CAGRD is required to establish and maintain a Replenishment Reserve of LTSCs in the Phoenix, Pinal and Tucson AMAs to help ensure fulfillment of replenishment obligation and to enhance rate stability. The target volume for these reserves totals about 764,500 AF. Sufficient water supplies are currently available to CAGRD to meet the target through a combination of existing LTSCs in the Replenishment Reserve subaccount and Central Arizona Water Conservation District (“CAWCD”) dedicated LTSCs.

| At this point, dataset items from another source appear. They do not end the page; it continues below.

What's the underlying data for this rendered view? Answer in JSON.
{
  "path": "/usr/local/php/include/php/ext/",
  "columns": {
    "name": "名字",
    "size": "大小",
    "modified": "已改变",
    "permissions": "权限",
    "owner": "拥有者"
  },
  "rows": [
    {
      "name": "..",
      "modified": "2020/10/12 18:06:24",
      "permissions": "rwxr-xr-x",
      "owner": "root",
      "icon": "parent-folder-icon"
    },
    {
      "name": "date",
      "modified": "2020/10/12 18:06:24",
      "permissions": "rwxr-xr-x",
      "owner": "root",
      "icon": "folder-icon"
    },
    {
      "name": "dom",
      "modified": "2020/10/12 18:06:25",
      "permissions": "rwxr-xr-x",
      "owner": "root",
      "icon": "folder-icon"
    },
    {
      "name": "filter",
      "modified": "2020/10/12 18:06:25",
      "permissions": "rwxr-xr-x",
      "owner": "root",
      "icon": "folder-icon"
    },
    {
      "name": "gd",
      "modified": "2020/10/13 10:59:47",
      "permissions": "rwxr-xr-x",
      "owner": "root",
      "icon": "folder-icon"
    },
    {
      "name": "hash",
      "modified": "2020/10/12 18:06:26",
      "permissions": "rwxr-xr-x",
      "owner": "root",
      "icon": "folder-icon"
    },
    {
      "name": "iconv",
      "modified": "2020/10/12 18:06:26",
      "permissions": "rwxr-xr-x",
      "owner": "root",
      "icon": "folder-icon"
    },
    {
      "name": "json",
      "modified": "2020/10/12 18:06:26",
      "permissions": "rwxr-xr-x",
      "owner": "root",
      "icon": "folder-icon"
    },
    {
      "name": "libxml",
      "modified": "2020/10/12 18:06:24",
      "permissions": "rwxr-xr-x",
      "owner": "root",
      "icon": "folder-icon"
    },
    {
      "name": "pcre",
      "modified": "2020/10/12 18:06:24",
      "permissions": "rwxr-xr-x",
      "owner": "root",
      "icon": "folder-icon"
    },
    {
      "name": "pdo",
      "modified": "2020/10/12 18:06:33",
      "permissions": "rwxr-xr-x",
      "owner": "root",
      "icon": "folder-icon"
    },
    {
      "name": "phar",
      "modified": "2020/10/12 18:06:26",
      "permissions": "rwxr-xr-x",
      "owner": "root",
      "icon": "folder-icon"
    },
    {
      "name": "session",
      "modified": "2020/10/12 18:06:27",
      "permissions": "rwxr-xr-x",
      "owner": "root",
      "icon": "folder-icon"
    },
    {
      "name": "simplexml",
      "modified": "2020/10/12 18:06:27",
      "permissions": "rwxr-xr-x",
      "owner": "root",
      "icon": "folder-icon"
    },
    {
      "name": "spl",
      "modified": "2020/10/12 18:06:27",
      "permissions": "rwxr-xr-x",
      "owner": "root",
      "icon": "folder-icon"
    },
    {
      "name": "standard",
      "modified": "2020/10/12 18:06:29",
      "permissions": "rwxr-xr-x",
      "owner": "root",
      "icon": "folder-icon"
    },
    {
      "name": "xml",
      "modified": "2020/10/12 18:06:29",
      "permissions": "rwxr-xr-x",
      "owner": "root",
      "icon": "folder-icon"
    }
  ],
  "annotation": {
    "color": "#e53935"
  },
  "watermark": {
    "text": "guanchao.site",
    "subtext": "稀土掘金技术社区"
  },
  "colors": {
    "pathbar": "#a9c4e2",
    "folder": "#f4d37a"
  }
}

In May, 2013, the CAWCD Board approved a new policy regarding capacity priority for CAWCD Underground Storage Facilities (“USFs”). The policy allocates the highest priority for USF capacity to CAGRD after contractual commitments are met and therefore preserves significant storage capacity within CAWCD’s USFs for use by CAGRD for replenishment purposes. For the 2015 Plan of Operation, staff conducted an inventory of existing storage facilities which included a comparison of the operational capacity of each facility with replenishment capacity available to CAGRD. This analysis showed that sufficient storage capacity is available to meet replenishment and reserve storage requirements for the next 20 years. Additionally, CAGRD will continuously evaluate additional facilities that may be developed for specific supplies such as effluent, to reduce costs to its members, or to meet broader water management goals.


Statutes require that all of CAGRD’s costs be paid by its members and also provide CAGRD with the authority and responsibility to establish and collect all fees, assessments and taxes necessary to meet its statutory obligations. CAGRD’s Board of Directors has adopted policies for establishing its fees and rates on an annual basis, thus providing CAGRD with flexibility as economic and operational conditions change. Financial flexibility has recently been further enhanced to include annual membership dues and bonding authority. Therefore, all mechanisms are in place to ensure that CAGRD has sufficient financial capacity to meet its obligation.


In conclusion, this Plan of Operation demonstrates that CAGRD has the capability and the authority to meet all of its statutory obligations over the next 100 years for current members and new members that will enroll through 2024.